Eugene Farrell, Mental Health Lead for AXA Health, highlights the need for a one health approach:
We’re at a critical moment in the nation’s mental health. Recent HSE statistics revealed in Great Britain work-related stress, depression or anxiety accounted for 44% of work-related ill health and 54% of work-related working days lost, in 2018/19.¹
It’s a big issue that’s not escaped business leaders, with nearly two thirds (62%) of the HR professionals the Reward and Employee Benefits Association polled for its Employee Wellbeing Research report saying it’s their boards’ biggest wellbeing concern.²
Much has been done, and will continue to be done, to raise mental health awareness driven by ‘awareness days’ and ‘wellbeing initiatives’ but, unless employers are able to join the sum of the parts (communications, resources, policies, training and the like) and offer both a preventive and supportive culture that addresses whole health, the upward trend looks set to continue.
Farrell explains “Poor physical health can lead to an increased risk of developing mental health problems. Similarly, poor mental health can adversely affect physical health. Additionally, mental health and other physical health conditions have separate but additive negative effects on wellbeing so it’s imperative wellbeing strategies consider both.”

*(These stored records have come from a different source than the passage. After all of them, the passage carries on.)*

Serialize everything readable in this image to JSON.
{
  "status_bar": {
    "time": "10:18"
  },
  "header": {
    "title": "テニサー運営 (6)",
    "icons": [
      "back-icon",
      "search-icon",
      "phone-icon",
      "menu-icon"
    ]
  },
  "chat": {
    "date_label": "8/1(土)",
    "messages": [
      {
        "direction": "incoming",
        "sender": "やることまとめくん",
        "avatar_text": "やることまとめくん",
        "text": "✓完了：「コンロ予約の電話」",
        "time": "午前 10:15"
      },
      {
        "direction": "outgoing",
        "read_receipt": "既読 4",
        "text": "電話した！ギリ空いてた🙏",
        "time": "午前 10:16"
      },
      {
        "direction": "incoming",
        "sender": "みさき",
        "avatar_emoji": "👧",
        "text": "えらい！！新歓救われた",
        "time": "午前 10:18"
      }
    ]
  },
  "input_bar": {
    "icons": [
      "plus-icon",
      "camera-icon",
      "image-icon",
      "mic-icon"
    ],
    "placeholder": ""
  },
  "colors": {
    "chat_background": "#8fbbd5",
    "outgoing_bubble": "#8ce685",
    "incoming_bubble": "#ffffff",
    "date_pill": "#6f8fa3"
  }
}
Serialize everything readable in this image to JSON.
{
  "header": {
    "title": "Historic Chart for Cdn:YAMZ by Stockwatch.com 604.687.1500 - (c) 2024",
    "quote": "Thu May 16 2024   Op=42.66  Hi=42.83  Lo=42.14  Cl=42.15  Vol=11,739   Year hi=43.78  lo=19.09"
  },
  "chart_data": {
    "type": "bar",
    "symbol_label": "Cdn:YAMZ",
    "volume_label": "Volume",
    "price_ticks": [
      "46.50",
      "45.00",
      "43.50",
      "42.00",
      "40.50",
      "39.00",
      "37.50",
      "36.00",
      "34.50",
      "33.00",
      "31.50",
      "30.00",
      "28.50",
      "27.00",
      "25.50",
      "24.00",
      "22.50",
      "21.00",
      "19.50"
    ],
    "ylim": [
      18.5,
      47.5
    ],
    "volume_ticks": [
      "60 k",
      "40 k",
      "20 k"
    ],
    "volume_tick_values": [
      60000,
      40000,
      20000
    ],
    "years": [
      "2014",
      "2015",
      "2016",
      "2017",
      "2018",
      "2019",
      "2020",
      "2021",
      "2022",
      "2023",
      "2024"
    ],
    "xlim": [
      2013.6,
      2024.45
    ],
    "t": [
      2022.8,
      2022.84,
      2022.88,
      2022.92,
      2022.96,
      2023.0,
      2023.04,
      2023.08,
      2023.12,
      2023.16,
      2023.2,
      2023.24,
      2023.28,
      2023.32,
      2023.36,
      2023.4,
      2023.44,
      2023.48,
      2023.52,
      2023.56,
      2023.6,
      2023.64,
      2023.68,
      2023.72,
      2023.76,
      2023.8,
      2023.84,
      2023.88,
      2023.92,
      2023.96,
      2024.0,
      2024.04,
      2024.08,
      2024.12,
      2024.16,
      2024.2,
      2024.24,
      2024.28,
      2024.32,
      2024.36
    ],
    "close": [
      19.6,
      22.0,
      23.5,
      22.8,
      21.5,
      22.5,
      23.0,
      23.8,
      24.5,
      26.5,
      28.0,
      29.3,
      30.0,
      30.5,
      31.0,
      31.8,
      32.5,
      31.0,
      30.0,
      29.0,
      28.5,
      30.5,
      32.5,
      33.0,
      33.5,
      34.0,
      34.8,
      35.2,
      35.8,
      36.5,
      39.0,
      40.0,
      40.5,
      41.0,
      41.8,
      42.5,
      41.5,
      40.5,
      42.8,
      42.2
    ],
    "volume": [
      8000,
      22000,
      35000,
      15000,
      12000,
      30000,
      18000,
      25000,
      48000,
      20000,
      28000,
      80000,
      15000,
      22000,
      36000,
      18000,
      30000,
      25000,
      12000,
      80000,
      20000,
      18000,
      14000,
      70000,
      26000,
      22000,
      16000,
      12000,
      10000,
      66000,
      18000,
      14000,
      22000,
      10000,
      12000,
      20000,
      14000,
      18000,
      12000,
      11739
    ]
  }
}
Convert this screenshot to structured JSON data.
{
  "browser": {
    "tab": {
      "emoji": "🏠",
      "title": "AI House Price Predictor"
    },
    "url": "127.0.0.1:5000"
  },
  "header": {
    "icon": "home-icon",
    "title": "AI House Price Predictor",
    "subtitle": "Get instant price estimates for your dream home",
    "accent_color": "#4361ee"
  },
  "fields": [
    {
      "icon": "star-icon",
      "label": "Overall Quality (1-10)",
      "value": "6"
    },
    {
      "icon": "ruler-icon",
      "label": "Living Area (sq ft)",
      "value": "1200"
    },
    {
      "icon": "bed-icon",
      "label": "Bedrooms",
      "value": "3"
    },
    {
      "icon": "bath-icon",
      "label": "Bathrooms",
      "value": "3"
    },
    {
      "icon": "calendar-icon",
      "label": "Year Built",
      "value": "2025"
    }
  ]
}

Pav Powar, Employee Benefits Consultant at Avison Young, continues “It’s about understanding the employee as a whole. Personal issues, financial issues, physical issues. It’s about providing that integrated approach in line with real life.”
Organisations’ wellbeing programmes should therefore seek to address and support all contributing factors whilst with mental health consider how individuals function, and the support available to them, when they’re healthy, at risk, unwell and on the mend.